Doğu Blok’una ait bir Balkan ülkesinde, 7 çocuklu bir ailenin en büyük çocuğu olarak doğmuştu. Babası kasabanın ileri gelenlerinden birisi sayılırdı. Ailenin geçim kaynağı toprakla uğraşmak, topraktan çıkanlarla geçinmek olduğundan babası onu bir sanata vermeyi düşündü. Ama komünist ülke şartlarında, her sanatın bir okulu olduğu için ortaokulu bitirir bitirmez onu Terzilik Mektebine verdiler. Hem okul, hem de staj türünden bir eğitim sistemiyle girdiği okulda yarı yarıya sanata yatkınlık kurmaya çalışıyor, staj yaptığı Bulgar ailenin ayak işlerine de yardımcı oluyordu. Zaman zaman evin biten suyunu taşıyor, alış verişini yapıyor, Bay Hıristo’yu ikinci babası olarak görüyordu. Evin atölye olarak kullanılan bodrum katında ona verilen yatağa kendini gecenin bir yarısında atıyor, yorgunluğunu çoğu zaman da çıkaramıyordu. Sanatı öğrenmek adına ayak işlerinin ağırlığını duymazdan geliyordu.

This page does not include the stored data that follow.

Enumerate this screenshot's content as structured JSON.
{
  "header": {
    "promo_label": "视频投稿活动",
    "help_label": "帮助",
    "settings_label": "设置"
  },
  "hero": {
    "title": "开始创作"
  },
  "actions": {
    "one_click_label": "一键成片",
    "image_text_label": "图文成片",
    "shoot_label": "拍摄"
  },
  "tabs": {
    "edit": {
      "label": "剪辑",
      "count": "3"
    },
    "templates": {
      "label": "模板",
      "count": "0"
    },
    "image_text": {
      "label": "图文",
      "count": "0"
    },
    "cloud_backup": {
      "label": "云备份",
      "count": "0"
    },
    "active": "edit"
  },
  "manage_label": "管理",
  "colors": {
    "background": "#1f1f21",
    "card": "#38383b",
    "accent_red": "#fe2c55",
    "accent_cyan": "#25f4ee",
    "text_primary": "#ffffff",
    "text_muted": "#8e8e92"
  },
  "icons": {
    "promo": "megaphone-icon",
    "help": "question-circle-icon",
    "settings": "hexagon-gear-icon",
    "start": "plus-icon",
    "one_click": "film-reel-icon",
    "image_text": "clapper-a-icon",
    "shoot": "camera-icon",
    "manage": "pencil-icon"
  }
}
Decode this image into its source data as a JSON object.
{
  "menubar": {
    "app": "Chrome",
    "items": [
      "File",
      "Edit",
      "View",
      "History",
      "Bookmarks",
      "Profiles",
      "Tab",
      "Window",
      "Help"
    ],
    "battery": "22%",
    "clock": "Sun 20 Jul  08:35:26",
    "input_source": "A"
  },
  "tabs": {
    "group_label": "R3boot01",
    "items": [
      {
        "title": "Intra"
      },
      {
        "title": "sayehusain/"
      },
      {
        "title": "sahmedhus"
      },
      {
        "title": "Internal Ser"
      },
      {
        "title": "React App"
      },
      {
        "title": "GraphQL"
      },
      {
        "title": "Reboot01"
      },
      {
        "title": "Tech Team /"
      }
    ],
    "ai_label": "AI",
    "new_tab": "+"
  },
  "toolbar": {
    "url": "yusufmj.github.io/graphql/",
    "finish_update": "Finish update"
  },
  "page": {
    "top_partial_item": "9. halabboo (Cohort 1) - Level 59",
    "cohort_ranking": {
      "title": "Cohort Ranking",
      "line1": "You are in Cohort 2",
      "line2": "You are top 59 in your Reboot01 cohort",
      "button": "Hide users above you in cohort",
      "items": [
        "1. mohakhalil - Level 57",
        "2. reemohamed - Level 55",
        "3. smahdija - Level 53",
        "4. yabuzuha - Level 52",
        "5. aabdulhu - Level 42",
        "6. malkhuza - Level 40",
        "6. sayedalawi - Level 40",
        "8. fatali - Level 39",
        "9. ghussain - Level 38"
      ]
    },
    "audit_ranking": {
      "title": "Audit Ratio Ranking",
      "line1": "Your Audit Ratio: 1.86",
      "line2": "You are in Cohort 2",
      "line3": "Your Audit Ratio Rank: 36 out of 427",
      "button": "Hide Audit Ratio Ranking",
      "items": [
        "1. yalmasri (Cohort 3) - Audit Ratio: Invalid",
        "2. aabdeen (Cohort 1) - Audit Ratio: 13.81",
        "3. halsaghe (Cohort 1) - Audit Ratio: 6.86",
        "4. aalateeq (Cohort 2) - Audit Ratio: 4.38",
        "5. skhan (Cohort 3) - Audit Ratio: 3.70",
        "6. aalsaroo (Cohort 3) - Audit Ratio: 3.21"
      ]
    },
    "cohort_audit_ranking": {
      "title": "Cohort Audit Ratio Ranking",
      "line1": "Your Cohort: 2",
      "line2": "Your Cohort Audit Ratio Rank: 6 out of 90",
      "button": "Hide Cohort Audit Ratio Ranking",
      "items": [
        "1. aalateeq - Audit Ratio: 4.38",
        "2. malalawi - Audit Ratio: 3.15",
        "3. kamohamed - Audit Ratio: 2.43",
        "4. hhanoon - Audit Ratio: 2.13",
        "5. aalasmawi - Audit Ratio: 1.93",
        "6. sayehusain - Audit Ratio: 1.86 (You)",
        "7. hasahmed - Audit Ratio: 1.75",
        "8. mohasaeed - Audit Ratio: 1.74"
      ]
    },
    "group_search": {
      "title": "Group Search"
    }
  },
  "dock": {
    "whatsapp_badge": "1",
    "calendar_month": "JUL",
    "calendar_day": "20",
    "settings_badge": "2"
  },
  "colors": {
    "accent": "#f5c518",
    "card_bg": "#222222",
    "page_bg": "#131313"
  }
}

Hafta sonlarında gittiği köyde de boş durmak yoktu ki. Aile geceler boyu bağda bahçede olur, yok çapa yok budama derken yine yorgun, yine bitkin Bay Hıristo’nun yanına dönerdi. Bu arada tek bedeni zevki olan sigaraya da başlamıştı. Zaten çok zayıf olan bünyesi acaba kaldırır mıydı ki? Bazı geceler uykusu kaçar gizli saklı kapının önünde sigara içerdi. Hele bir gece yine kapının önünde sigara içerken Bay Hıristo uyanmış; “ne yapıyorsun orada?” diye bağırınca sigarayı tersten yutmuştu. Sonradan hatırladıkça güldüğü bu olayı anlatırken “aman ha sakın içmeyin şu mereti” diye öğüt vermekten geri durmazdı.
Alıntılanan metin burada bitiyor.